Il calcio d’agosto è calcio d’agosto, da prendere cioè con le molle. Tutto vero, ma nel derby di Tim Cup al Mapei Stadium le gerarchie sono state rispettate. Alla fine, come da pronostico, il Sassuolo ha passato il turno, malgrado una partita non disprezzabile del Modena. I gialloblù si sono fatti apprezzare nel primo tempo, per una gara attenta, fatta di pressing, raddoppi, grande densità a centrocampo. Nei primi 45 minuti il Sassuolo quasi non è riuscito a giocare e Manfredini praticamente non ha corso pericoli. Nella ripresa però il diverso grado di preparazione ha pesato non poco: la serie A inizia nel prossimo fine settimana, la B tra venti giorni, infatti i neroverdi, hanno aumentato il ritmo, mentre contemporaneamente il Modena è calato. La superiore caratura della squadra di Di Francesco ha poi fatto il resto. Al termine Crespo ha elogiato tutti i suoi giocatori, ma, al di là dell’apprezzamento per l’impegno, l’allenatore argentino ha ben chiara la situazione, tanto che ha ribadito la necessità di almeno altri due o tre acquisti.

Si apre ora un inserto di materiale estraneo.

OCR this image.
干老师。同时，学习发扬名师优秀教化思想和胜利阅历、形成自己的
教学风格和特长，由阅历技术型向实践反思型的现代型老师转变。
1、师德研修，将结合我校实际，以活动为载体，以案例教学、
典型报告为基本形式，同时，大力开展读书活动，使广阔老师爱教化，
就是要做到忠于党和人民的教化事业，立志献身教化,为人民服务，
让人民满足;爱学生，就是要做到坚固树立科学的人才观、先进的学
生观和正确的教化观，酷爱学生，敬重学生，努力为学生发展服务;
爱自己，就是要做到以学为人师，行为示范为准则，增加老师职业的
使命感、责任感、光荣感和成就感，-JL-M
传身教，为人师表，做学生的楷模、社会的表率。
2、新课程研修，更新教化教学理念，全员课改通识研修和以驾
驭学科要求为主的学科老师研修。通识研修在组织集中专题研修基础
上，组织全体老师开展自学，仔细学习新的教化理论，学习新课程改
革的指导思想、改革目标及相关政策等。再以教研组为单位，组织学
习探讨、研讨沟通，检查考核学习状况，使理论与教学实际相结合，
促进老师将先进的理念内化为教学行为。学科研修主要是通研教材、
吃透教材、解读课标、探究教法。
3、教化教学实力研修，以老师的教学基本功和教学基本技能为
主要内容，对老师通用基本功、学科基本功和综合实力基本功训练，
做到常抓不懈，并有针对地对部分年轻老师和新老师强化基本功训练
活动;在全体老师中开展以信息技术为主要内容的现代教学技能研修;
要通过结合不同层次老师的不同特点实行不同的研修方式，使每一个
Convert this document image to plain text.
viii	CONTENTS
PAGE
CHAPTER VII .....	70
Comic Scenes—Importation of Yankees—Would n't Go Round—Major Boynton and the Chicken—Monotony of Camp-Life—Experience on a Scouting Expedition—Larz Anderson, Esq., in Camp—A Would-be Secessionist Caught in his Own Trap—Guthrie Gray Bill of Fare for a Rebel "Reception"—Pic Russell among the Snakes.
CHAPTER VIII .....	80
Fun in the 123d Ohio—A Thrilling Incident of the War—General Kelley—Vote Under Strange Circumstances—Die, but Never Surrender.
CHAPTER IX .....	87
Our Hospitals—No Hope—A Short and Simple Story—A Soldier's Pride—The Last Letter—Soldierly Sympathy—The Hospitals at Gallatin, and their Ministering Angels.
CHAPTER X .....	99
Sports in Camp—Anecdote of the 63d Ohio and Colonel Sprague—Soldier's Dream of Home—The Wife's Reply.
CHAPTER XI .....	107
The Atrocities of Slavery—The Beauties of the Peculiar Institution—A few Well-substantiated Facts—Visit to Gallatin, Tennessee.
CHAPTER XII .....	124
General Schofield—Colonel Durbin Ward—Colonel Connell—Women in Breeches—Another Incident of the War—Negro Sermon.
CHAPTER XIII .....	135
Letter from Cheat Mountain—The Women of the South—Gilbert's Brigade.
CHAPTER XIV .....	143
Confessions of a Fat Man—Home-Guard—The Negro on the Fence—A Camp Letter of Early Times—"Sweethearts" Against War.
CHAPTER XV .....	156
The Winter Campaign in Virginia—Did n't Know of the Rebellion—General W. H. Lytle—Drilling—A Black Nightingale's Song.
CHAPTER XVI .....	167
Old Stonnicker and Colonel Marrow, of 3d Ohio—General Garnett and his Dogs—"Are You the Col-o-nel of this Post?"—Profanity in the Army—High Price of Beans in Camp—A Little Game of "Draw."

Il derby infatti ha confermato pregi e difetti della squadra gialloblù, in parte gli stessi della passata stagione. Tra i primi va iscritta la solidità della difesa, i due gol subiti non fanno molto testo al riguardo, mentre in attesa di rivedere il centrocampo, tra i problemi da risolvere c’è soprattutto quello relativo alla fase offensiva, perché si è ripartiti come si era finito nella scorsa annata. Cioè, se non fa gol Granoche, non segna nessuno. Il portiere del Sassuolo non ha dovuto fare neanche una parata e l’unico tiro dei gialli, alto, porta la firma di Stanco. Era il minuto 88. Un dato più significativo di ogni commento.